There are so many differences between us. Black and white, African, American, Asian and European, women and men, clergy and laity, Christian and Muslim, Jew and Greek, Israeli and Arab, slave and free, heterosexual and homosexual, rich and poor, young and old, the established and the emergent, the ruler and the ruled over. The list goes on…
Paul tells the Galatian Christians, “There is no longer Jew or Greek, there is no longer slave or free, there is no longer male and female; for all of you are one in Christ Jesus.” (Gal. 3.28) he gives a similar list in his letter to the Colossians (Col. 3.11). Because he says this twice, in two different letters, this is obviously something that Paul thought about a lot.
What defines my identity?
It is so easy for us to think in terms of opposites, ‘binary oppositions’. In Christ there are no binary oppositions, for we are all children of God through faith, clothed with Christ and one in Christ Jesus (Gal. 3.26-28). What does it mean for there to be no Jew or Greek, male or female, etc? I am ‘in Christ’ but I am still a white Englishman. Christ hasn’t changed my colour, gender, nationality or anything else. The point is that these things do not form or determine my identity. Yes, they still matter, and they still shape who I am, but my core identity is to be found in Christ, not in my whiteness, maleness or Englishness. More than that: in Christ my identity is not an individual identity but a collective identity. Paul writes, “You are all children of God…” (Gal. 3.26). In the parallel passage in Colossians 3 Paul continues by writing about our life together as the people of God. My identity is in Christ and in Christ’s people. So I feel real pain when my sisters in Nigeria are abducted, my brothers in Pakistan persecuted, and my brothers and sisters in Syria and Iraq murdered. We are family.

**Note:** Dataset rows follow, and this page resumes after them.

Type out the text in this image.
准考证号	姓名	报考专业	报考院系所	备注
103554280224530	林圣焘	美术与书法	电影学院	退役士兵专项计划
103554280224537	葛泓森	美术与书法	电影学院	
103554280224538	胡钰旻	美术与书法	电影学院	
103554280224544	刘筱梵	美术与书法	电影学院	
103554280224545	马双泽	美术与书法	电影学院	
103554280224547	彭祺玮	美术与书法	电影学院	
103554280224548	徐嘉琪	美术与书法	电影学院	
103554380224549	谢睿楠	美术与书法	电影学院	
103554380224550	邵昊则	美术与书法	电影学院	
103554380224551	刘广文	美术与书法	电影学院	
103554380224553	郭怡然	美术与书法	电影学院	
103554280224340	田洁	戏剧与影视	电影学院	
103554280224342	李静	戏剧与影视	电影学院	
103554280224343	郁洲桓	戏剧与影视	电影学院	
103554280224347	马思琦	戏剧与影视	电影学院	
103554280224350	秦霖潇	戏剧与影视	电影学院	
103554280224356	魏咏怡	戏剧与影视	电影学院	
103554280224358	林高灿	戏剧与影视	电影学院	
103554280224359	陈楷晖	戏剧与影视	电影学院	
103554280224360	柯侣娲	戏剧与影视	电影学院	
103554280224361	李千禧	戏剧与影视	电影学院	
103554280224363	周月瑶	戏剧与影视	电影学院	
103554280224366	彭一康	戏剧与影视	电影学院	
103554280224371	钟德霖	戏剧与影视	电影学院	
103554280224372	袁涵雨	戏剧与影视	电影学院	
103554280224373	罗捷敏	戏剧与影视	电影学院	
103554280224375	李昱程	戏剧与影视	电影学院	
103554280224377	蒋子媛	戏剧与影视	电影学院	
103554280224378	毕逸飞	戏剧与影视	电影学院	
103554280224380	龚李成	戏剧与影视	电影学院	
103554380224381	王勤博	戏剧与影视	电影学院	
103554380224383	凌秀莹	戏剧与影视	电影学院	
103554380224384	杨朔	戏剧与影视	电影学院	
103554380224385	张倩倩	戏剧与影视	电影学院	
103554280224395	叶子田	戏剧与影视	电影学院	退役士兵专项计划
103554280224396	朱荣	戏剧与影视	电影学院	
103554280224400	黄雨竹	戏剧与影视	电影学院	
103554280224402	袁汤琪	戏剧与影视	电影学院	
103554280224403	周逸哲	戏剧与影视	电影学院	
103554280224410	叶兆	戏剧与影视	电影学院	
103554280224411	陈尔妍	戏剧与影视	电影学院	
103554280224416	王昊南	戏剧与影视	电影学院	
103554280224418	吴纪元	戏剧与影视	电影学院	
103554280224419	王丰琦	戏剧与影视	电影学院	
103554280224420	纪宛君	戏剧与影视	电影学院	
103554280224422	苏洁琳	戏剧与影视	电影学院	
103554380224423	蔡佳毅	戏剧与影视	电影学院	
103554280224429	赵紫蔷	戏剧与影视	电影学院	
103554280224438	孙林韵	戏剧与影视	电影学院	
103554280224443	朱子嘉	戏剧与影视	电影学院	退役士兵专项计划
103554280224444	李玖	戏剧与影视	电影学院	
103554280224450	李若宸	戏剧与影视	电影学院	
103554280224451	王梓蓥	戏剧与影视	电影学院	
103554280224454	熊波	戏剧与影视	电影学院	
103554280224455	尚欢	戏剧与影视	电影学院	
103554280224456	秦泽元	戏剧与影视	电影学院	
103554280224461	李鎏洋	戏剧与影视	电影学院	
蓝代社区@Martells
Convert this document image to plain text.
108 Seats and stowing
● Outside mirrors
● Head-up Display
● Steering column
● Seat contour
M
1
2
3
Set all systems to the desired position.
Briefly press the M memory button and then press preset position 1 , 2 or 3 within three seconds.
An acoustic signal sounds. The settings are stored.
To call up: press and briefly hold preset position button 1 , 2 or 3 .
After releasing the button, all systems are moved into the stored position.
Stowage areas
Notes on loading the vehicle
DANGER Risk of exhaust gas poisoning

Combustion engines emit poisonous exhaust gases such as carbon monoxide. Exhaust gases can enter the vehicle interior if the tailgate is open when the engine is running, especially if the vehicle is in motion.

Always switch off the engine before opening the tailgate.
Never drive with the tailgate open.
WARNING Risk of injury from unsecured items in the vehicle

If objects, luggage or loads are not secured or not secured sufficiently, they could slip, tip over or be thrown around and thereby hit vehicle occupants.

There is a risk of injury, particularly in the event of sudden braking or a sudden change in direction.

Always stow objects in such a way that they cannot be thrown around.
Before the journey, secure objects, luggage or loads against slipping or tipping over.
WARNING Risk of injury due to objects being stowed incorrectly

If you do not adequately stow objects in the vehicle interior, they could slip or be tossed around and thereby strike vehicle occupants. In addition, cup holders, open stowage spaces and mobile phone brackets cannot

What, then do we make of these differences between us? Showing love, down-to-earth, practical love, will mean that some differences become less: rich and poor for example. The early church majored on social equality with their sharing of possessions (Acts 2.44). But most of these differences are things that will not change. Perhaps God made us different from each other so as to give us greater opportunity to show love. It’s easy to love those who are like you. But if I strongly disagree with you, then it’s harder to show love. If you despise, mock or persecute me because I am different from you it is harder for me to love you.
Loving those who are different
But love is what matters, because love is the character of God.
We, as the people of God, are channels of love. We seek to bring together those who are not together for “God has committed to us the message of reconciliation” (2 Cor. 5.19). Our message and ministry is to bring together in love and reconciliation those who are hostile and separated because of their differences.
My connection with Christ
In the in-between stairwell, I am not identified by my gender, my wealth (or lack of it), my nationality, my societal or marital status or the colour of my skin. My identity comes from my connection with Christ.